Op 11 maart 2010, ter gelegenheid van de 6de verjaardag van de bloedige aanslagen op de treinstations te Madrid, heeft de voorzitter van de Kamer in plenaire zitting verklaard dat iedere 27 juni zal herdacht worden als Día de las Víctimas del Terrorismo (Dag van de slachtoffers van het terrorisme). De bomaanslagen in Madrid van 11 maart 2004 bestonden uit een aantal bomexplosies die plaats vonden aan boord van vier forensentreinen (cercanías) van de RENFE in Madrid, in de ochtend van 11 maart 2004. Er werden 191 mensen gedood en 1400 verwond, waarvan velen ernstig.

Die datum (27 juni) werd vooropgesteld omdat op 27 juni 1960 het eerste slachtoffer (?) van ETA zou gevallen zijn: de 22 maanden jonge María Begoña Urroz Ibarrola.

Op 27 juni 2010 werd dus de eerste dag van het slachtoffer herdacht. In zijn toespraak haalde de voorzitter van de Kamer, José Bono Martínez, scherp uit naar ETA. Dan was het beurt aan koning Juan Carlos. Ter herinnering: deze koning werd door de dictator Franco aangesteld als koning. Juan Carlos verloochende zijn vader, de echte troonopvolger, en legde de eed van trouw af aan de “Movimiento Nacional” (het totalitaire mechanisme, gebaseerd op het fascisme, als zijnde de enige weg om te participeren in het Spaanse openbare leven), het katholicisme, het anticommunisme en het antiliberalisme).

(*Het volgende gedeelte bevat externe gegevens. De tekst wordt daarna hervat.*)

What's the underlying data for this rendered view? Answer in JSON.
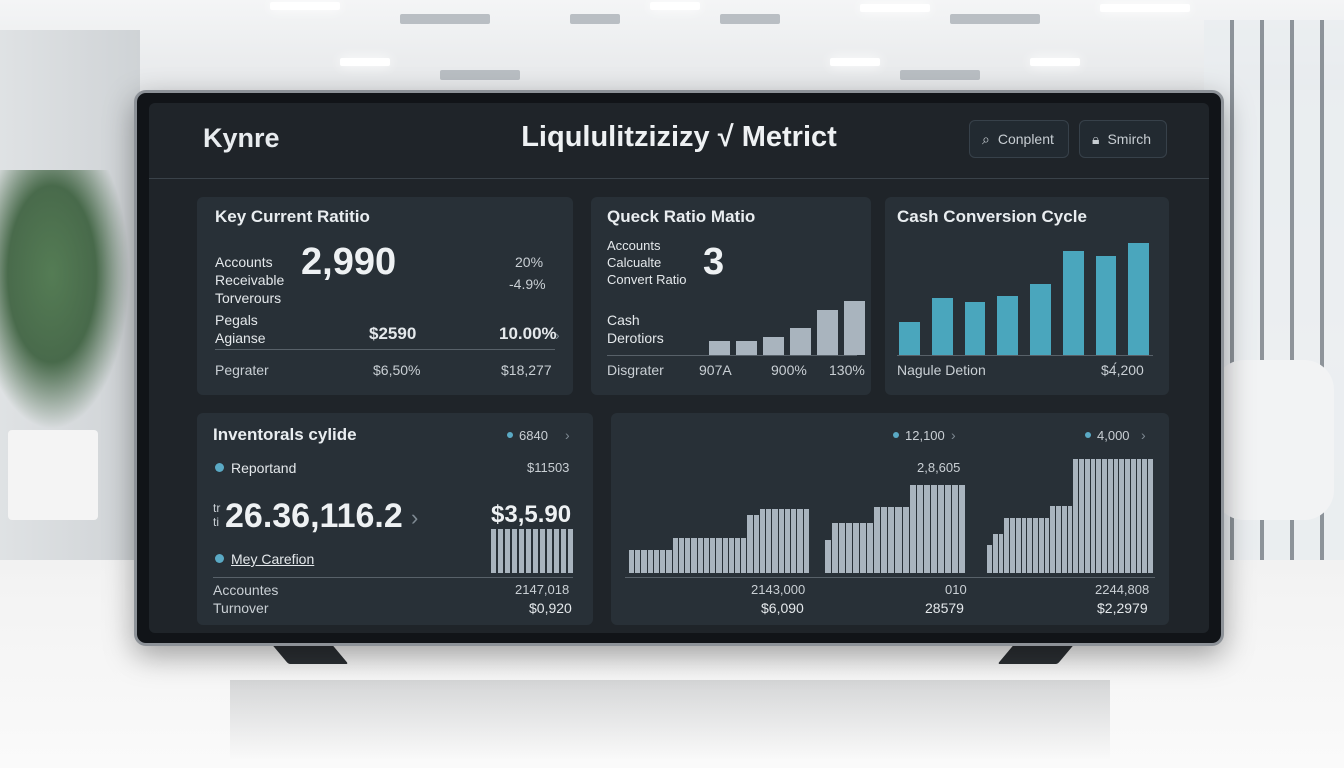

De koning had het over de eenheid van het land en over verenigde krachten tegen het terrorisme. Dit is de eis van de Spaanse gemeenschap en van de slachtoffers van het terrorisme. De gesel van het terrorisme moet met alle middelen gestopt worden. Mooie woorden, maar hij had het alleen over het terrorisme van ETA. Als insider zou hij toch moeten weten wat er tijdens de Francodictatuur gebeurd is, en wat er na de overgang naar de genoemde democratie (?) gebeurd is door de doodseskaders van BVE, GAL en konsoorten. Om nog maar te zwijgen over de brutale folteringen in gevangenissen, soms met de dood tot gevolg. Maar over die brutaliteiten en moorden rept Juan Carlos met geen woord. Dat zijn geen slachtoffers.